So, we’ve looked at how businesses can become a product-led organization, but why would they, what are the benefits?
Benefits of being product-led
Creating value for customers along each stage of journey is what we, as product managers, strive for. Through various tactics, a product-led strategy is an intrinsic part of focusing an organization on each part of a product journey, in order to create the most value for customers. Tactics include combining R&D, sales, and marketing to hone in on improving customer satisfaction, adoption, and usage rates. Add this to the increased agility of a product-led organization and it’s possible to deliver quick and long-lasting value to customers.

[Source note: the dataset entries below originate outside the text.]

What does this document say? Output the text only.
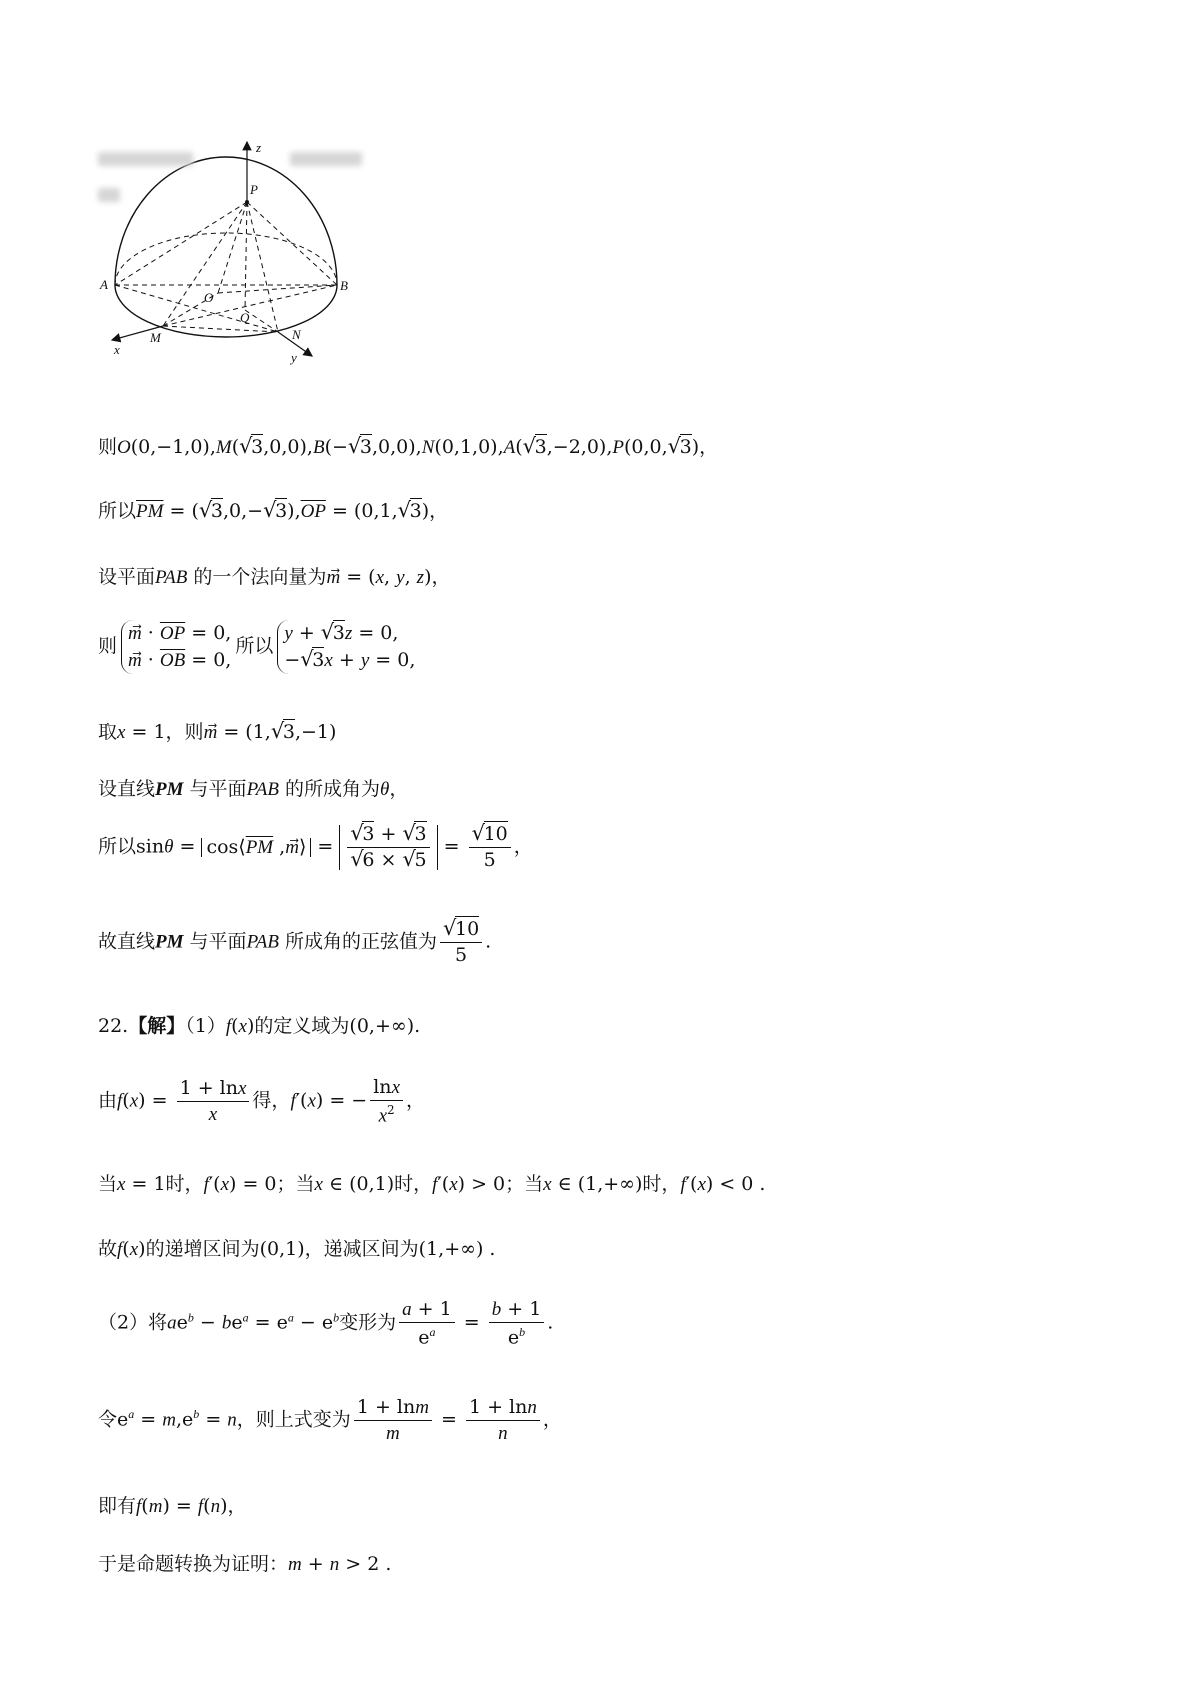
z
P
A	B
O
Q
M	N
x
y
则O(0,−1,0),M( √ 3,0,0),B(− √ 3,0,0),N(0,1,0),A( √ 3,−2,0),P(0,0, √ 3)，
所以$\overline{PM}$ = ( √ 3,0,− √ $3),\overline{OP} = (0,1$, √ 3)，
设平面PAB 的一个法向量为m⃗ = (x, y, z)，
则
m⃗ · $\overline{OP} = 0$,
m⃗ · $\overline{OB} = 0$,
所以
y + √ 3z = 0,
− √ 3x + y = 0,
取x = 1，则m⃗ = (1, √ 3,−1)
设直线PM 与平面PAB 的所成角为θ，
所以$\sin\theta = \cos⟨\overline{PM}$ ,m⃗⟩ = √ 3 + √ 3
√ 6 × √ 5 = √ $\frac{10}{5}$ ，
故直线PM 与平面PAB 所成角的正弦值为 √ $\frac{10}{5}$ .
22.【解】（1）f(x)的定义域为(0,+∞).
由$f(x) = \frac{1 + \ln x}{x}$ 得，f′(x) = − $\frac{\ln x}{x^2}$ ，
当x = 1时，f′(x) = 0；当x ∈ (0,1)时，f′(x) > 0；当x ∈ (1,+∞)时，f′(x) < 0 .
故f(x)的递增区间为(0,1)，递减区间为(1,+∞) .
（2）将$ae^b - be^a = e^a - e^b$变形为 $\frac{a + 1}{e^a} = \frac{b + 1}{e^b}$ .
令$e^a = m,e^b = n$，则上式变为 $\frac{1 + \ln m}{m} = \frac{1 + \ln n}{n}$ ，
即有f(m) = f(n)，
于是命题转换为证明：m + n > 2 .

Product-led companies rely on data to anticipate when issues may arise in the customers’ product journey. This is vital, as it enables these types of companies to innovate faster by building on customer feedback and adapting their user experience. This process of iteration helps teams use successes and setbacks to drive towards their end goal.
Finally, product-led organizations have flexibility. Flexibility to change and re-write a roadmap when it needs to be adapted. This approach requires you to run vast numbers of experiments, instead of working with a defined set of qualities. Why? Because you can’t base product decisions on perceptions. Instead, you must use direct feedback, sentiment, and user behaviour to guide your decisions. Only then will you have a guide into where your product is delivering and where it’s not, giving you an opportunity to react accordingly.
The future is product-led
Product is no longer simply about the ‘product.’ Instead, it’s about the full end-to-end experience associated with a product. Product-led organizations are leading a critical change in thinking: continuously improve the product experience and leverage valuable customer feedback to do so. As a result, product-led companies can dig deeper and produce valuable outcomes for users, encouraging great loyalty intention.